Sky’s Ian King examines the chancellor’s support for businesses and says there are a few risks attached to the various schemes.
The single most welcome measure in the chancellor’s summer statement, so far as businesses will be concerned, was the VAT reduction on food, accommodation and attractions.
It is something the hospitality sector, which has been battered by COVID-19, had been seeking long before the pandemic.
The industry has, for many years, been begging to receive the favourable tax treatment received by its equivalent in continental Europe.
The danger for Rishi Sunak – as with other giveaways, such as the free school meals scheme unveiled in response to the footballer Marcus Rashford’s campaign – is that once these policies are in place, it is difficult to withdraw them subsequently.
Stand by howls of anguish in six months’ time when Mr Sunak seeks to remove his temporary VAT cut.
More intriguing was the ‘eat out to help out’ scheme unveiled by the chancellor.
As Mr Sunak accepted, this is something never tried before in this country, so no one can predict how it will turn out.
One concern, though, is that it will merely bring forward spending on meals out that would have taken place anyway.
And it may even cancel them out: former chief executives of restaurant chains like Pizza Express will testify that, once punters are lured in by vouchers and money-off deals, it is very difficult to persuade them to come back and pay full price again.
The danger is that these schemes will merely tide over the many struggling restaurant businesses up and down the country for a few more months before they finally pull down the shutters in the autumn.
Other measures were well telegraphed.
Mr Sunak accepted that the Job Retention – or furlough – Scheme could not go on forever due to its cost.
Yet his solution, lobbing employers £1,000 bonuses for each employee retained after returning from furlough, resembles a slightly less costly alternative approach towards keeping down joblessness.
Employers, though, may be tempted to let go employees who have been on furlough and replace them with the 16-24 year-olds whose wages the government plans to subsidise through its ‘Kickstart’ Scheme.
The money doesn’t stop there: employers are also being offered cash to create new apprenticeships.
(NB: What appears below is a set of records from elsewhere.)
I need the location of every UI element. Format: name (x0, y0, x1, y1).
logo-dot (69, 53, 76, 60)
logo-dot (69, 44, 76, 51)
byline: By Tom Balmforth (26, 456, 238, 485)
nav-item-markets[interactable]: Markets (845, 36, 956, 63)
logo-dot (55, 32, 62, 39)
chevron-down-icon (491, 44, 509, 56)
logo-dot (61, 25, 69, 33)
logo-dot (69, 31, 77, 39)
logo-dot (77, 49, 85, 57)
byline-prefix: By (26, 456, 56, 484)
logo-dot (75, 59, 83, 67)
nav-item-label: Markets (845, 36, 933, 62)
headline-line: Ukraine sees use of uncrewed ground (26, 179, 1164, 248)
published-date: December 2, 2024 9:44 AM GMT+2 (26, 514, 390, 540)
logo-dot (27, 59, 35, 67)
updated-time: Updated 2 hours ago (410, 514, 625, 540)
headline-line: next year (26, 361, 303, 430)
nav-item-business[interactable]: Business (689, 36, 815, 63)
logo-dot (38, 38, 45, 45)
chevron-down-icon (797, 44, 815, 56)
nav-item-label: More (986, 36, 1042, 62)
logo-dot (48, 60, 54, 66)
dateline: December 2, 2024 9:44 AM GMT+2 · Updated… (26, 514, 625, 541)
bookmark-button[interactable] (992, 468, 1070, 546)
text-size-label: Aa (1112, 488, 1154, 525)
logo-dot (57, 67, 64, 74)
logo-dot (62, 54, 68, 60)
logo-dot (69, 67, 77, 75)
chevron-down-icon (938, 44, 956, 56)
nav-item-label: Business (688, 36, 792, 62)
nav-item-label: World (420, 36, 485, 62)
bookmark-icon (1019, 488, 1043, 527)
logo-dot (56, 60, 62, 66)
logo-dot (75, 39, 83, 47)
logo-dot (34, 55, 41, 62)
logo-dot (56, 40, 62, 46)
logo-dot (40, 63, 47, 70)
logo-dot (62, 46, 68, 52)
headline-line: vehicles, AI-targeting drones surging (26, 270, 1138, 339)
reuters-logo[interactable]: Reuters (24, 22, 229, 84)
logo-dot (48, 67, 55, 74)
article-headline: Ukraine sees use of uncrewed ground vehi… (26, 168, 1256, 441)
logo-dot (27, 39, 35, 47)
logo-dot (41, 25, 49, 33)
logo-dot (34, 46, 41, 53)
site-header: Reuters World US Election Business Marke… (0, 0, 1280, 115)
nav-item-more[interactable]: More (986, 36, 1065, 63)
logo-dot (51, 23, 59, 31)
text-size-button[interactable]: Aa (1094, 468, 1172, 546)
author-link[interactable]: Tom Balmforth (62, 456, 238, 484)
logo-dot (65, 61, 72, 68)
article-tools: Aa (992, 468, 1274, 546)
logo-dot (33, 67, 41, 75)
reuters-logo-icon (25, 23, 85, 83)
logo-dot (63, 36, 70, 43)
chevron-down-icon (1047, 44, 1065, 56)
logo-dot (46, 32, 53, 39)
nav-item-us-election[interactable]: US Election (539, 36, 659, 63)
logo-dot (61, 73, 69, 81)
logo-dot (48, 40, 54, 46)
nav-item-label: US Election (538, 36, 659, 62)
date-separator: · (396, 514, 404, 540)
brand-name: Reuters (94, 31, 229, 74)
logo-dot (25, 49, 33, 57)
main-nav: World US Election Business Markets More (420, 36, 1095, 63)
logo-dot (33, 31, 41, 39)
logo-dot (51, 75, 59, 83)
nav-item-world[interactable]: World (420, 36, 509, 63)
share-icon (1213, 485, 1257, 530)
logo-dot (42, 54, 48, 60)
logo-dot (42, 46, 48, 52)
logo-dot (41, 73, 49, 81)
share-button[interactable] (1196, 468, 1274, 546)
Mr Sunak was too polite to say that this probably will be more effective than the Apprenticeship Levy introduced by his predecessor-but-two, George Osborne, a bureaucratic nightmare that was widely loathed by employers.
That was not the only policy initiative to bring back memories of policy initiatives of past chancellors aimed at solving seemingly-intractable solutions.
The £2bn Green Homes Grant was reminiscent of the loft insulation grants about which Gordon Brown used to regularly drone in his numerous interminable budget statements.
The temporary increase in stamp duty thresholds, heavily leaked, will have some benefits to stimulate growth through what economists call “multiplier effects”.
While being welcomed by homebuyers, it is not without risk, as it could stoke up demand for homes while not adding a single home to housing supply. Worse still, it could create bottlenecks higher up the housing market, where stamp duty kicks in at a brutal rate.
And it will do nothing to tackle a more intractable problem faced by many trying to get on the housing ladder in the first place – scraping together a deposit when interest rates on savings accounts are negligible.
There were also some striking absences. The biggest was the lack of any action on employers’ national insurance contributions. This statement was supposed to be all about keeping people in employment. So it is odd that the biggest single deterrent to employment – employers’ NICs – was not touched.
A key question many will have, as public sector debt piles up, is how all this will be paid for. This was not addressed because this was not a formal budget statement with no forecasts from the Office for Budget Responsibility.
The chancellor observed that “over the medium term we must and will put the public finances on a sustainable footing”.
But, for now, that is a job for another day.
In the meantime, enjoy your state-subsidised pizzas, curries and burgers.